В спектакле Бархатова супруга Пауля не умирает — они всего-навсего разводятся, и этот брак не может спасти даже опытный психолог доктор Франк. Таким образом, режиссер превращает семейную обыденность в трагедию, в глубоко личную драму, которая разворачивается в двух плоскостях. Сценограф Зиновий Марголин создал двухуровневое пространство, символизирующее двойственность сознания Пауля: если в уютной спальне-гостиной действует реальность (собирает свои вещи супруга, в телевизоре мелькают кадры с их свадьбы), то внизу, в условном подвале, он «проваливается» в свой призрачный, фантасмагорический омут, где в безудержном веселье пребывают артисты-друзья его новой подруги Мариэтты, вдруг появляется белая армия киберживотных в огромных масках (в либретто — церковная процессия) или же мелькает тень Марии. Бархатов показывает жизнь в этом застывшем мертвом городе как набор сновидений, обрывочных воспоминаний, заставляя не абстрагироваться от этих агональных радостей, а напротив, быть там, в голове Пауля, стать частью его измененного мира. Режиссер держит в оцепенении 3 часа 15 минут, не переводя внимание зрителя на кордебалет, массовку и прочие глупые лайфхаки, способные занять паузы при смене декораций и дать солистам отдохнуть.

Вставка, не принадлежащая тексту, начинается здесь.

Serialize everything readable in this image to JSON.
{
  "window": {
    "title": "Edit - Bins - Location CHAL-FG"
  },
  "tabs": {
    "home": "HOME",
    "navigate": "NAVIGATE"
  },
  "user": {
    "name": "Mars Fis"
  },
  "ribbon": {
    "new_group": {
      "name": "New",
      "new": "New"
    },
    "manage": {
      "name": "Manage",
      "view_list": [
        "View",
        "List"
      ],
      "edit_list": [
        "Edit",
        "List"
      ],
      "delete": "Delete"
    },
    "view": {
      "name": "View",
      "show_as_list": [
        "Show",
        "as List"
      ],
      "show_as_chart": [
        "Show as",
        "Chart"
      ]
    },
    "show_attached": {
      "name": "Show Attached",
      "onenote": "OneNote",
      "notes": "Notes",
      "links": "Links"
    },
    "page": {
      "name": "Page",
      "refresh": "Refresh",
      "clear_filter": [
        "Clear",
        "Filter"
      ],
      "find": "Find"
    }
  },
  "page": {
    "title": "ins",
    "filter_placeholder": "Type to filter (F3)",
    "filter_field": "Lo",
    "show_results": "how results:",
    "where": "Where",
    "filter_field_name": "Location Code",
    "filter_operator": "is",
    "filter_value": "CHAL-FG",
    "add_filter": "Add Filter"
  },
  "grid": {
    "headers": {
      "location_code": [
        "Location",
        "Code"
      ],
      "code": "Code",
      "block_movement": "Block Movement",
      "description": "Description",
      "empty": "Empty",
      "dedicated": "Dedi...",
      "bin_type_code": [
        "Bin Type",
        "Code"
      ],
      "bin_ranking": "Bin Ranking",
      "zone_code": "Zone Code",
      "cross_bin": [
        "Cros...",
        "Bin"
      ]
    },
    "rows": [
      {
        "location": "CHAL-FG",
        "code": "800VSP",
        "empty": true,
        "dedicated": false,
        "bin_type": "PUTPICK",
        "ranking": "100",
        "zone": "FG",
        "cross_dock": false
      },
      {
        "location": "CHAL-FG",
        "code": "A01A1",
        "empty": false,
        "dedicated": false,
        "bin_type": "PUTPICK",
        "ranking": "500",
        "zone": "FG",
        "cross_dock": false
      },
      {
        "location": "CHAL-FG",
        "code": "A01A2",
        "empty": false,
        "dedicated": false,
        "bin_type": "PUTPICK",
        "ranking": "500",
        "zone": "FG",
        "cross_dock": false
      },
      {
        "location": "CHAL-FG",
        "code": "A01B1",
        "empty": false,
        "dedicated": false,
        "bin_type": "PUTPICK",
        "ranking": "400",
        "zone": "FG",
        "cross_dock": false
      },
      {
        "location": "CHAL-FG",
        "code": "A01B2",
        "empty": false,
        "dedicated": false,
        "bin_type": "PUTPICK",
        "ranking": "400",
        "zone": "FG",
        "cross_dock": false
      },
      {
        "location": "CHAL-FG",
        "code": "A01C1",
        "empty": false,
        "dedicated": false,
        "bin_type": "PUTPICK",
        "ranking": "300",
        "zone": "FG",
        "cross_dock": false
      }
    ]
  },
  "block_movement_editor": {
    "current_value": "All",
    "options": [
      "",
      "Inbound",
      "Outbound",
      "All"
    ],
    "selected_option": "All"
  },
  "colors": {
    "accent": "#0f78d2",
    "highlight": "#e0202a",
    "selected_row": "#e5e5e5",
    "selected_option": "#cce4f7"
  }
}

В этом спектакле нет ничего лишнего, все идеально выверено и восхищает своей четкой продуманностью — и даже такие распространенные режиссерские «штампы», как появление двойника героя в зеркале или погружение в ванную как попытка очиститься от галлюцинаций, находятся на нужных точках драматургического действия. В какой-то момент ты вдруг ощущаешь себя сидящим на крупном европейском оперном фестивале в том же Брюгге, который Пауль в финале все-таки покинул.

Оркестр под управлением Валентина Урюпина проделал невероятную работу — это был живой единый механизм, правда, спрятанный от глаз публики за сценой. Оперу Корнгольда — жгучую смесь бесконечных вагнеровских мелодий, симфонизма Рихарда Штрауса и даже итальянского веризма — воспринимать довольно непросто, ты как будто ешь огромный слоеный торт с кремом, но в интерпретации Урюпина эта сладость и приторность оказалась в нужном эквиваленте. И лейтмотив города, и колокольность, пронизывающая многие эпизоды, и симфонические интерлюдии в духе «Саломеи» звучали подчеркнуто строго и аккуратно, не срываясь на экспрессионистский нерв. Весь исполнительский состав «Мертвого города» был на высоте — стоит отметить эпизодическое, но такое яркое появление Василия Ладюка, спевшего арию Пьеро как самую романтичную балладу о любви из голливудских кинофильмов. Дуэт главных героев — Пауля и Мари (Мариэтты) завораживал как сцена из сериала, от накала страстей которого невозможно было оторваться. Швейцарский тенор Рольф Ромей уже неоднократно исполнял свою партию в других постановках, а в спектакле Бархатова показал себя крепким, уверенным профессионалом, подкрепив интонационную чистоту убедительной актерской игрой. Солистка «Новой оперы» Марина Нерабеева, представшая сразу в двух образах, продемонстрировала все краски и тембры своего великолепного голоса. И уже было неважно, кто сейчас позвал Пауля в мертвом городе — то ли девушка, то ли видение.